Las banderas surgieron como identificación ante el enemigo. Los soldados se guiaban por ese estandarte o bandera, trapo coloreado y pintado con signos variados que se pretendían originales y únicos, para ser más fácil su localización: por ello colores fuertes. El abanderado, en la refriega, era el más expuesto; se sabía que, acabando con el mismo, se perdía la cohesión y la referencia táctica del enemigo. Tomar las banderas significaba haber entrado en el núcleo más peligroso de la batalla. El abanderado, pues, debía ser el más valiente: de ahí el supuesto honor de portar la bandera. Este honor se transfirió del sujeto al objeto, y la bandera, por sí misma, ya constituía un ente honorable y digno de los ritos anejos al mismo. Se pasó a darle más valor al simple trapo de referencia.
Pero todavía la bandera era de simbología parcial, procedente de la milicia y, como más, señal de una comunidad en armas. Cambiar las banderas de un lugar demostraba que quienes dominaban desde ese instante eran otros.
El tremolar del Pendón de Castilla en una ceremonia anualmente continuada en Granada, por ejemplo, sólo trata de recordar que ahí y por los siglos se instalaron los cristianos, frente a los musulmanes que la perdieron.
La lógica evolución institucional y política devino en la instauración de estados centralizados y que pretendían ser fuertes tanto en su interior como en su exterior. La concepción de estado/nación necesitaba focalizarse simbólicamente y se optó por adoptar tres formas: himno con música y letra (si podía ser lo más ripiosa posible mejor); un escudo nobiliario o dibujo reconocible; y una bandera. Todos ellos para servir tanto de referentes únicos como de iconos básicos y uniformes, fácilmente asimilables e identificables y, a la vez, fácilmente explicables. Se inventaron así letras, músicas, heráldicas y colores con tales significados que la imaginación se queda corta.
Cuando surge uno de estos símbolos con verdadero valor, se nota porque surge del fondo del sentir del pueblo.
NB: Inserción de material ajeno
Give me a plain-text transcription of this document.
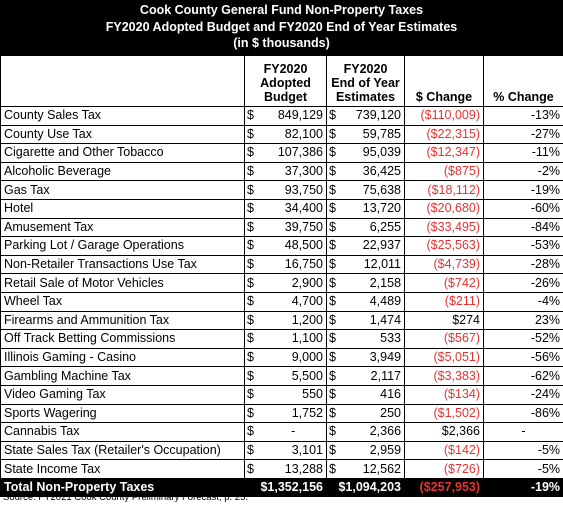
Cook County General Fund Non-Property Taxes
FY2020 Adopted Budget and FY2020 End of Year Estimates
(in $ thousands)
	FY2020
Adopted
Budget		FY2020
End of Year
Estimates		$ Change	% Change
County Sales Tax	$	849,129	$	739,120	($110,009)	-13%
County Use Tax	$	82,100	$	59,785	($22,315)	-27%
Cigarette and Other Tobacco	$	107,386	$	95,039	($12,347)	-11%
Alcoholic Beverage	$	37,300	$	36,425	($875)	-2%
Gas Tax	$	93,750	$	75,638	($18,112)	-19%
Hotel	$	34,400	$	13,720	($20,680)	-60%
Amusement Tax	$	39,750	$	6,255	($33,495)	-84%
Parking Lot / Garage Operations	$	48,500	$	22,937	($25,563)	-53%
Non-Retailer Transactions Use Tax	$	16,750	$	12,011	($4,739)	-28%
Retail Sale of Motor Vehicles	$	2,900	$	2,158	($742)	-26%
Wheel Tax	$	4,700	$	4,489	($211)	-4%
Firearms and Ammunition Tax	$	1,200	$	1,474	$274	23%
Off Track Betting Commissions	$	1,100	$	533	($567)	-52%
Illinois Gaming - Casino	$	9,000	$	3,949	($5,051)	-56%
Gambling Machine Tax	$	5,500	$	2,117	($3,383)	-62%
Video Gaming Tax	$	550	$	416	($134)	-24%
Sports Wagering	$	1,752	$	250	($1,502)	-86%
Cannabis Tax	$	-	$	2,366	$2,366	-
State Sales Tax (Retailer's Occupation)	$	3,101	$	2,959	($142)	-5%
State Income Tax	$	13,288	$	12,562	($726)	-5%
Total Non-Property Taxes	$1,352,156		$1,094,203		($257,953)	-19%
Source: FY2021 Cook County Preliminary Forecast, p. 25.
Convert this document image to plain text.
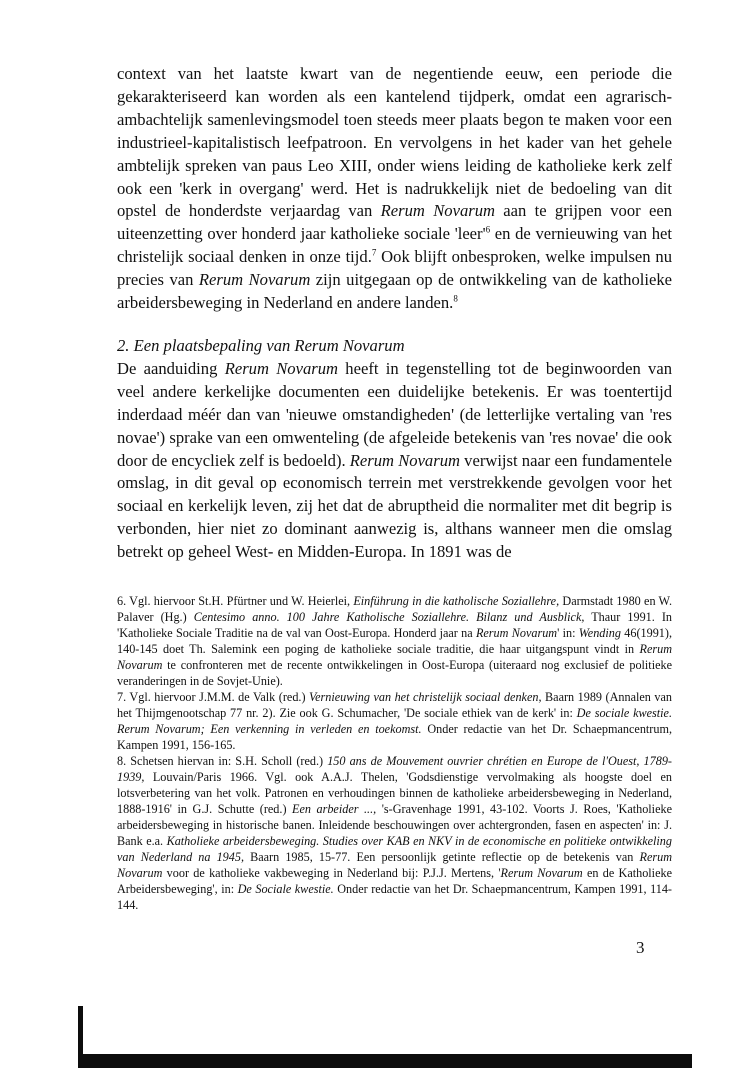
context van het laatste kwart van de negentiende eeuw, een periode die gekarakteriseerd kan worden als een kantelend tijdperk, omdat een agrarisch-ambachtelijk samenlevingsmodel toen steeds meer plaats begon te maken voor een industrieel-kapitalistisch leefpatroon. En vervolgens in het kader van het gehele ambtelijk spreken van paus Leo XIII, onder wiens leiding de katholieke kerk zelf ook een 'kerk in overgang' werd. Het is nadrukkelijk niet de bedoeling van dit opstel de honderdste verjaardag van Rerum Novarum aan te grijpen voor een uiteenzetting over honderd jaar katholieke sociale '$leer'^6$ en de vernieuwing van het christelijk sociaal denken in onze tijd.$^7$ Ook blijft onbesproken, welke impulsen nu precies van Rerum Novarum zijn uitgegaan op de ontwikkeling van de katholieke arbeidersbeweging in Nederland en andere landen.$^8$

2. Een plaatsbepaling van Rerum Novarum

De aanduiding Rerum Novarum heeft in tegenstelling tot de beginwoorden van veel andere kerkelijke documenten een duidelijke betekenis. Er was toentertijd inderdaad méér dan van 'nieuwe omstandigheden' (de letterlijke vertaling van 'res novae') sprake van een omwenteling (de afgeleide betekenis van 'res novae' die ook door de encycliek zelf is bedoeld). Rerum Novarum verwijst naar een fundamentele omslag, in dit geval op economisch terrein met verstrekkende gevolgen voor het sociaal en kerkelijk leven, zij het dat de abruptheid die normaliter met dit begrip is verbonden, hier niet zo dominant aanwezig is, althans wanneer men die omslag betrekt op geheel West- en Midden-Europa. In 1891 was de

6. Vgl. hiervoor St.H. Pfürtner und W. Heierlei, Einführung in die katholische Soziallehre, Darmstadt 1980 en W. Palaver (Hg.) Centesimo anno. 100 Jahre Katholische Soziallehre. Bilanz und Ausblick, Thaur 1991. In 'Katholieke Sociale Traditie na de val van Oost-Europa. Honderd jaar na Rerum Novarum' in: Wending 46(1991), 140-145 doet Th. Salemink een poging de katholieke sociale traditie, die haar uitgangspunt vindt in Rerum Novarum te confronteren met de recente ontwikkelingen in Oost-Europa (uiteraard nog exclusief de politieke veranderingen in de Sovjet-Unie).

7. Vgl. hiervoor J.M.M. de Valk (red.) Vernieuwing van het christelijk sociaal denken, Baarn 1989 (Annalen van het Thijmgenootschap 77 nr. 2). Zie ook G. Schumacher, 'De sociale ethiek van de kerk' in: De sociale kwestie. Rerum Novarum; Een verkenning in verleden en toekomst. Onder redactie van het Dr. Schaepmancentrum, Kampen 1991, 156-165.

8. Schetsen hiervan in: S.H. Scholl (red.) 150 ans de Mouvement ouvrier chrétien en Europe de l'Ouest, 1789-1939, Louvain/Paris 1966. Vgl. ook A.A.J. Thelen, 'Godsdienstige vervolmaking als hoogste doel en lotsverbetering van het volk. Patronen en verhoudingen binnen de katholieke arbeidersbeweging in Nederland, 1888-1916' in G.J. Schutte (red.) Een arbeider ..., 's-Gravenhage 1991, 43-102. Voorts J. Roes, 'Katholieke arbeidersbeweging in historische banen. Inleidende beschouwingen over achtergronden, fasen en aspecten' in: J. Bank e.a. Katholieke arbeidersbeweging. Studies over KAB en NKV in de economische en politieke ontwikkeling van Nederland na 1945, Baarn 1985, 15-77. Een persoonlijk getinte reflectie op de betekenis van Rerum Novarum voor de katholieke vakbeweging in Nederland bij: P.J.J. Mertens, 'Rerum Novarum en de Katholieke Arbeidersbeweging', in: De Sociale kwestie. Onder redactie van het Dr. Schaepmancentrum, Kampen 1991, 114-144.

3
Vean si no ahí La Marsellesa, paradigma del himno nacional, de valor inmenso en sí misma.
En España fuimos adaptando los objetos según las circunstancias. No tienen en verdad el arraigo que debieran, más por la secular inepcia de los gobernantes que de los gobernados. Ni bandera, ni escudo, ni himno surgieron del sufrimiento del pueblo. Y ahí está su descrédito o, al menos, su poco aprecio. La bandera nacional se usaba como alternativa de identificación frente a otros españoles (en principio sabemos que sólo servía para evitar confusiones en la marina), que la usaban distinta.
El himno se usaba como fanfarria para la parada de los granaderos reales y de ahí que ni siquiera letra se le pensase poner (y mejor no). El escudo es un ideal conglomerado de intenciones filiales y adherentes entre territorios. Aparte están los anejos temporales (o las eliminaciones) en el escudo, los cambios de color en la bandera, o en la letra y en la musiquilla operística. Poco hay pues de glorioso.
No obstante, declarar, por ejemplo, la poca simpatía por el trapo bicolor y admirarse del supuesto amor que otros territorios del exterior tienen al suyo es, al menos, ilógico o demasiado injusto. Ver ejemplar el alzar, saludar, rendir homenaje y culto en muchos países a sus banderas (ejemplo hasta la hartura el de USA) y no propugnarlo en el nuestro e incluso, cuando se intenta, ridiculizarlo, es de una incongruencia absoluta.
Yo hube de jurar una bandera, a la fuerza. Hube de cantar un himno (que no era el nacional) y ver izar las tres banderas del “Movimiento”, a la fuerza. Pero si salgo por ahí y contemplo el color rojo y amarillo de la nacional de España, siempre o siento curiosidad por saber quiénes hay ahí, o entiendo que de alguna forma se me representa.
Son trapos. Nadie debe ni morir ni matar por unos trapos. Mas cada uno, a veces, se guarda con cariño sus particulares trapos, aunque estén sucios.
 

Autor: Mariano Valcárcel González

Decir que entré en SAFA Úbeda a los 4 años y salí a los 19 ya es bastante. Que terminé Magisterio en el 70 me identifica con una promoción concreta, así como que pasé también por FP - delineación. Y luego de cabeza al trabajo del que me jubilé en el 2011. Maestro de escuela, sí.